I think the photos above are of a male and female Ring-necked Duck, but seeing a pair was really the exception.  There were very few females anywhere, so perhaps they migrate at a different time.  Females are easily distinguished from the males as browner birds, with a white eye-ring and a grayer, rather than blue-gray bill.

The male is quite handsome with its black and white markings and golden eye, but really should be called the ring-billed duck instead of ring necked.  The faint cinnamon strip at the base of the neck is barely visible, even in good light.

These ducks are no doubt flocking up for the big migration south for the winter.  They breed from Alaska, across Canada, and in northern-most U.S. states, but leave in early fall for lakes in the southern U.S., Mexico, parts of Central America, and the Caribbean.

Ring-necked Ducks are diving ducks and catch aquatic insects, molluscs, and even small fish.  They will also feast on submerged vegetation, but yesterday, they were just floating along, enjoying the last warm fall weather, and thinking about the big trip ahead.

8 thoughts on “Duck Bonanza!

  1. Great pics, once again, Sue. And I agree. I’ve never understood why they weren’t called ring-billed ducks. Makes no sense to me. I’m getting in the mood to drive over to Merritt Island to ride through BlackPoint Trail Reserve. It’s an impounded salt marsh area, with fresh water on one side, and in the winter, you can spot flocks of everything there, from wintering ducks to roseate spoonbills and everything in between. The weather has just started to cool a bit this week, and while it won’t last long, it still seems to usher in rafts of ducks like these in your photos. And avocets. I have to say I love avocets more than just about any wading birds. Do you get them in your area?

    Thanks again for such a good post.

    • Ooh, I am jealous. You’re getting all the birds coming your way. No avocets come through here. I think they are mostly western (and Florida of course — where everyone goes for the winter). I saw lots of them on California beaches and marshes.

      • We do get some good birds here in the winter. (And actually, we have pretty decent birding all year, to be honest). The down side of wintering birds is they often are not in their best plumage, including the avocet. I’ve seen loons at Merritt Island fairly often, but the don’t look anything like they do in breeding plumage, a sight I still haven’t seen. There are lots of birds in other parts of the country I’d love to see, though, that never make it here. But I’m not going to complain. Where else can you climb out of your car on a dirt dike and stand within 20 feet of a sunning alligator while you watch spoonbills, reddish egrets, and glossy ibis feeding, then drive a bit farther on to a more open area to enjoy avocets, black-necked stilts and a passing manatee? Not to mention bald eagles overhead. We have a wonderfully diverse habitat, even in the hottest months, so I’m not going to complain. Much. But I still would love to see so many other birds that don’t get here.

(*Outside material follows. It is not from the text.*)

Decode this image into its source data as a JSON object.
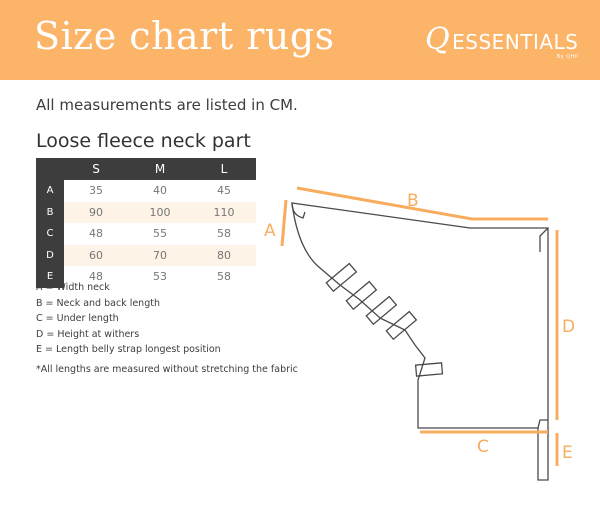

  2. I really like your duck bonanza photos. We’ve had mostly smaller groups of ducks (and it’s an amazing coincidence that I happened to post a couple of photos of ring-necked ducks today too). It seems that we have mainly mallards. I feel inspired to search for some more ducks tomorrow.

    • The migratory wave is moving through. Ring-necked ducks might nest here, but I’m guessing that these birds (and yours) are the ones that came from Canada.